Many of the image services offer services that can crop, filter, and otherwise manipulate images. Some even add things like focal point or facial recognition.

As long as you’re centralizing images processing, you should try to find a service that will compress them as much as possible and provide other performance benefits such as caching and CDN support.

If I were evaluating services, I would be looking for these things, but comparing image compression is tough because it is a balance of raw file size and image quality the requires a judgment call.

When I published this spreadsheet originally, I got a lot of people asking for column to compare price.
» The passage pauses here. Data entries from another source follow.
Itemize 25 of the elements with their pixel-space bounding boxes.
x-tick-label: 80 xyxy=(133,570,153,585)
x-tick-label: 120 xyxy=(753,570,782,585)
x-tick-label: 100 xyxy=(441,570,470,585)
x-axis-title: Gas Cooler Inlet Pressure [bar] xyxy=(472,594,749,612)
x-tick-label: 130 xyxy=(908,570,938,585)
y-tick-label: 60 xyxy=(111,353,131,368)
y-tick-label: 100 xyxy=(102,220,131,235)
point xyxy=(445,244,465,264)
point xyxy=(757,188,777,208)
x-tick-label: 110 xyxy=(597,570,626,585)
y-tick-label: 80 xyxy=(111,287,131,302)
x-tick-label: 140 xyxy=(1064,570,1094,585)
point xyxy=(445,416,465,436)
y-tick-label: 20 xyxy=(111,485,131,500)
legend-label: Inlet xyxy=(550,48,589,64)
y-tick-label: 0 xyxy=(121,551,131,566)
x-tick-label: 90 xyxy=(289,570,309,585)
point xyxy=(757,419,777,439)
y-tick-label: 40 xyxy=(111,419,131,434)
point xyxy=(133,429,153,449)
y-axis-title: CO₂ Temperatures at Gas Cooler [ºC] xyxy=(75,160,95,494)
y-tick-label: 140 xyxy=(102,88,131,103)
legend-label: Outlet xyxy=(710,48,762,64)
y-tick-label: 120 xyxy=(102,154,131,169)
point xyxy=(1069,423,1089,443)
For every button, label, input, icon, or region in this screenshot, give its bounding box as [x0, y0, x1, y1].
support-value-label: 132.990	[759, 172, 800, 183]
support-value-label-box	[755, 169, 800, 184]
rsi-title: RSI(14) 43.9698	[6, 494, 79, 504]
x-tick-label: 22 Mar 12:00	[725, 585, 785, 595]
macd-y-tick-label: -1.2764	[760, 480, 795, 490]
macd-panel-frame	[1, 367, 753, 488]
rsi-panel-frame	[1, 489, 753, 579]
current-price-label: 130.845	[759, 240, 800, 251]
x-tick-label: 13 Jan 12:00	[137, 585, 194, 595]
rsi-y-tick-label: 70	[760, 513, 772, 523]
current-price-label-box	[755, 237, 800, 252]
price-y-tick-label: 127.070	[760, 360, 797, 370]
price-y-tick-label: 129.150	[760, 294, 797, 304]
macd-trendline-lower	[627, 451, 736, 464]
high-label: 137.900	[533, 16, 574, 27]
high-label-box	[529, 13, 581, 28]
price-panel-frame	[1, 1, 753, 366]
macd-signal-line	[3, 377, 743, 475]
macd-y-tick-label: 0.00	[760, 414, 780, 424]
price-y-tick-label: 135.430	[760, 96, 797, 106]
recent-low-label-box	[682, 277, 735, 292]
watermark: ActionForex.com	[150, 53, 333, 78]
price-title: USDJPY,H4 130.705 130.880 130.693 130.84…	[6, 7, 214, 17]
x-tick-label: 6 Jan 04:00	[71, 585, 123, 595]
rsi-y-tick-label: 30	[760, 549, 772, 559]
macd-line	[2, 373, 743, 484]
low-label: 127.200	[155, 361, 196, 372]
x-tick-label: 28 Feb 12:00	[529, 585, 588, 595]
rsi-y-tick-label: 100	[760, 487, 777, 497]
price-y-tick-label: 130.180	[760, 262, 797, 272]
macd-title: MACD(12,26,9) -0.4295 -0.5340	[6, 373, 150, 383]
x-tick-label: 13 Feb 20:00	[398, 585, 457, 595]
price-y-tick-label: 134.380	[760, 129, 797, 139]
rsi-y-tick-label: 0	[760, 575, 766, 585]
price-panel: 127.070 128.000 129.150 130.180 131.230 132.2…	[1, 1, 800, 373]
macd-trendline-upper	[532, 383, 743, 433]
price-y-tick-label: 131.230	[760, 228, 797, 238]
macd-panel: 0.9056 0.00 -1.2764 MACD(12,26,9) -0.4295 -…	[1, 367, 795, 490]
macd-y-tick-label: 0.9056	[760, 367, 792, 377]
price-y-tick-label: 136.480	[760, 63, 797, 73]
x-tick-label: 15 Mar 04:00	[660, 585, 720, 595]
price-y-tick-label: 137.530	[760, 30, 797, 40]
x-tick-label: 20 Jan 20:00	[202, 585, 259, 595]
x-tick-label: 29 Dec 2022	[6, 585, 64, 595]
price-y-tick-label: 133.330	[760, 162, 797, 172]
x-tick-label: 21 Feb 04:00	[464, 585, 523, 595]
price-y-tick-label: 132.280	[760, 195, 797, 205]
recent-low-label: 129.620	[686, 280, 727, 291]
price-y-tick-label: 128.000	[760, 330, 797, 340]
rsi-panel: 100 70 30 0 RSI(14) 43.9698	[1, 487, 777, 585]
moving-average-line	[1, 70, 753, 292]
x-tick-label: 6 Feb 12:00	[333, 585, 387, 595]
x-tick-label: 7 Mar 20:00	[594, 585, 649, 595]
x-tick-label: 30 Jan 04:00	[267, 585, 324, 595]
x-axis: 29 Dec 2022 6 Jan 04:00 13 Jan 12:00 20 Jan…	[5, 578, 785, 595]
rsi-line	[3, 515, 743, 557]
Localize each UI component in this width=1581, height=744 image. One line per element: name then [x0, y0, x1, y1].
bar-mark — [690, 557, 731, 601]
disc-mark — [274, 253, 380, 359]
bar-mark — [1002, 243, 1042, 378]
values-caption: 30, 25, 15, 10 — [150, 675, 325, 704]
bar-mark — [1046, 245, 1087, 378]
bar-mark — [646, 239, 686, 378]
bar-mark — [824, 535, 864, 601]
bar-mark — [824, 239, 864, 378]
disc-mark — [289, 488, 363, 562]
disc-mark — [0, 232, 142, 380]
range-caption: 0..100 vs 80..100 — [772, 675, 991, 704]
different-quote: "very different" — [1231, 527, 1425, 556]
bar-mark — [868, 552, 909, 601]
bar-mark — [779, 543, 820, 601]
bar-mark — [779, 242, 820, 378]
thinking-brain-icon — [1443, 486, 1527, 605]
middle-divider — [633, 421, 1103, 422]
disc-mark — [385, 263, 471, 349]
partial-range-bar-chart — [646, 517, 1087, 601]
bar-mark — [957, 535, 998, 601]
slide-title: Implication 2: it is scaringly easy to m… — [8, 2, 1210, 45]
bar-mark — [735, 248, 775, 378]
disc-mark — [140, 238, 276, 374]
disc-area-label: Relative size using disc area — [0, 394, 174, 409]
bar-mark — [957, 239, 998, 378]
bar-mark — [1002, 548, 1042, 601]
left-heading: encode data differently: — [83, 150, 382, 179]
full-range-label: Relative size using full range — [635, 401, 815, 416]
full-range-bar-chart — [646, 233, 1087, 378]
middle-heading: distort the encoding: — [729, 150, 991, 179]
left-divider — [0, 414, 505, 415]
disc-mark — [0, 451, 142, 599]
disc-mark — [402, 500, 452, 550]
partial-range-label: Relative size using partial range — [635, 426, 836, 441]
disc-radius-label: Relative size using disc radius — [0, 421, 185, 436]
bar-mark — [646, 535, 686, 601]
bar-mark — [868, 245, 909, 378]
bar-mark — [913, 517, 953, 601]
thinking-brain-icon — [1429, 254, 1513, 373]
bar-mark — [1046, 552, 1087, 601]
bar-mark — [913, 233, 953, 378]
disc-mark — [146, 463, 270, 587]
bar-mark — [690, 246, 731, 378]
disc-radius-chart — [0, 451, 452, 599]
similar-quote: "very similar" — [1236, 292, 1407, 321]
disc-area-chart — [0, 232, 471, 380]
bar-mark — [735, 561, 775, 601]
I resisted adding it until recently. And I only report on whether the service is free or paid.

Comparing prices in the spreadsheet is pointless. Every service that charges varies pricing based on the volume of images. The prices will change in the future, and I don’t want to maintain that information. And the services are different.

I encourage you to explore the services themselves. Some are quite reasonably priced and the expensive ones offer a ton of features.

So take a look at the list of image resizing services. If you see something that is missing, please let me know.

I hope you find this useful.


Luca Passani said:

Thank you for mentioning the WURFL Image Tailor, Jason. We do rely on the HTTP request (mainly the User-Agent string) to determine an optimal image size for the user’s device, but that’s only to endear lazy webmasters to us. More proactive front-end programmers can use URL parameters to resize the picture to whatever works for them, possibly after they have used a custom bit of JavaScript to fine tune the resizing parameters to what makes the most business sense for their application.

Will Norris said:

err, actually I think atmos/camo is just an image proxy (GitHub uses it to remove mixed content warnings)… it doesn’t actually do any manipulation or resizing.

Jon Arne Sæterås said:

Thanks for the overview, Jason.
Whether detection of optimal image size is a desired feature or not, is a great question. Respimg empowers the browser to make a very qualified decision of what is the most optimal of the provided sources. I trust browsers will do a very good job at this in the near future. This leads me to conclude that services relying on JavaScript to do detection, really are replaced by the browsers ability to do the same natively. A much better option.
For server side detection I can still see several use cases because it’s simply convenient to have the functionality available, for a sensible default or fallback if nothing else.
Will be interesting to see how web editors and developers ACTUALLY will be using respimg 🙂

Paolo said:

Hi, thank you very much for this spreadsheet. Is it possible to add new services?
I’m working on an image resizing service with a focus on ease of use and developer friendliness. At the moment we are in private beta and we are working on a responsive solution.

stevesun said:

This is very useful list. It saves me a lot of time to learning the most useful feature an image hosting service should have. I wonder if it is possible to add ImageS3 ( to the list, this is a open source project I am working on, this is an image hosting service which enables developers to manage and resize images for all mobile and web apps in one place. Recently, I have released a working version 0.2.0.